When speaking to media leaders about client-centric transformation, what key message or mindset do you hope they take away and apply immediately in their organisations?

If there’s one message I want media leaders to take away, it’s this: client-centric transformation isn’t comfortable, but it’s essential. Many organisations assume that hiring a consultant or investing in new technology will magically fix their challenges. It won’t. Real transformation comes from within, and it requires leaders to walk through what I call the “valley of pain.” Things may feel harder before they get better, but there’s no shortcut around that journey.

Our role isn’t to sugarcoat the truth. We tell leaders upfront that their life is going to get more difficult before it improves. But the reason we exist is to structure that transition, reduce the risks, and make sure they’re solving the right problems, not just moving pain around. There’s nothing worse than going through the effort of change, only to realise you transformed the wrong thing and now have to start again.
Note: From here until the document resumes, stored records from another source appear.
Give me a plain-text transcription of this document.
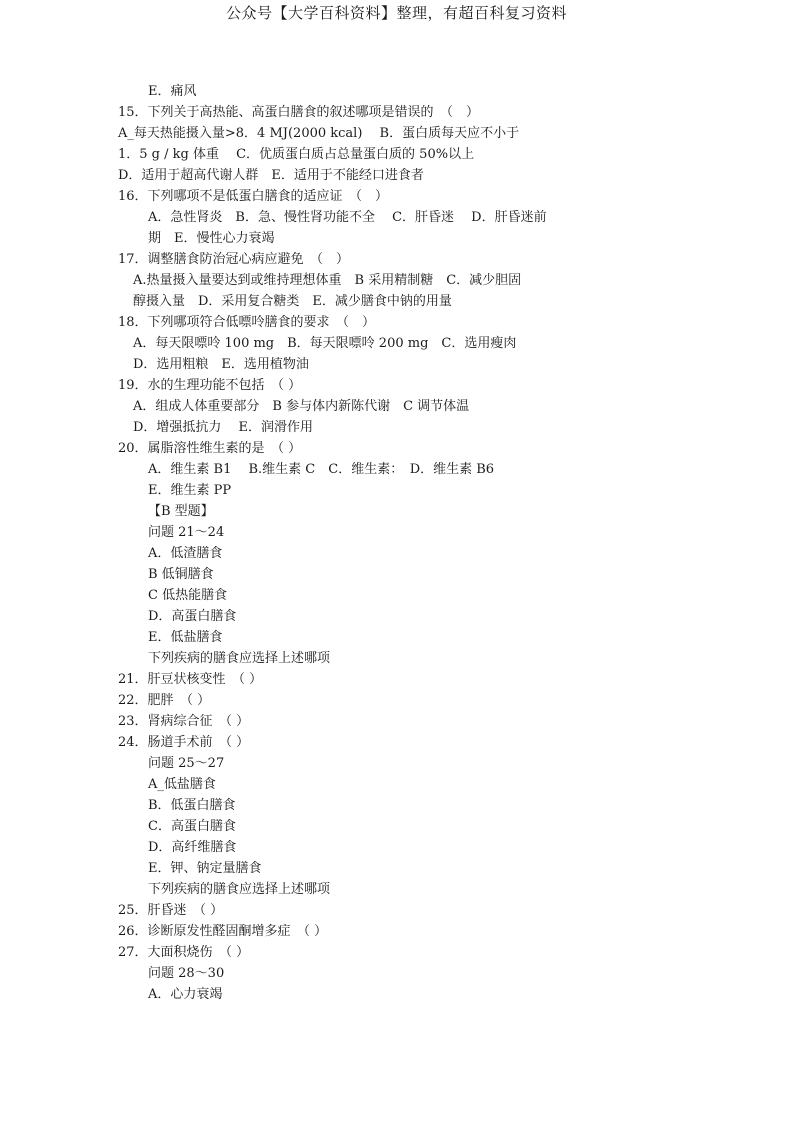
公众号【大学百科资料】整理，有超百科复习资料
E．痛风
15．下列关于高热能、高蛋白膳食的叙述哪项是错误的　（　）
A_每天热能摄入量>8．4 MJ(2000 kcal)　 B．蛋白质每天应不小于
1．5 g / kg 体重　 C．优质蛋白质占总量蛋白质的 50%以上
D．适用于超高代谢人群　E．适用于不能经口进食者
16．下列哪项不是低蛋白膳食的适应证　（　）
A．急性肾炎　B．急、慢性肾功能不全　 C．肝昏迷　 D．肝昏迷前
期　E．慢性心力衰竭
17．调整膳食防治冠心病应避免　（　）
A.热量摄入量要达到或维持理想体重　B 采用精制糖　C．减少胆固
醇摄入量　D．采用复合糖类　E．减少膳食中钠的用量
18．下列哪项符合低嘌呤膳食的要求　（　）
A．每天限嘌呤 100 mg　B．每天限嘌呤 200 mg　C．选用瘦肉
D．选用粗粮　E．选用植物油
19．水的生理功能不包括　（ ）
A．组成人体重要部分　B 参与体内新陈代谢　C 调节体温
D．增强抵抗力　 E．润滑作用
20．属脂溶性维生素的是　（ ）
A．维生素 B1　 B.维生素 C　C．维生素：　D．维生素 B6
E．维生素 PP
【B 型题】
问题 21～24
A．低渣膳食
B 低铜膳食
C 低热能膳食
D．高蛋白膳食
E．低盐膳食
下列疾病的膳食应选择上述哪项
21．肝豆状核变性　（ ）
22．肥胖　（ ）
23．肾病综合征　（ ）
24．肠道手术前　（ ）
问题 25～27
A_低盐膳食
B．低蛋白膳食
C．高蛋白膳食
D．高纤维膳食
E．钾、钠定量膳食
下列疾病的膳食应选择上述哪项
25．肝昏迷　（ ）
26．诊断原发性醛固酮增多症　（ ）
27．大面积烧伤　（ ）
问题 28～30
A．心力衰竭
Client-centricity is also not about chasing a CSAT score. It’s about earning trust and respect. Being honest enough to call out bad ideas, even when they come from paying clients, and ensuring that whatever the media company implement is practical, adoptable, and relevant to the teams who must live with it every day.

And yes, AI will accelerate this journey, not by replacing judgment, but by acting as a thinking partner, expanding perspectives, and helping leaders navigate complexity with clarity.

So the mindset shift is simple: put the client’s success first, even when it’s hard. Because if they don’t succeed, none of us do.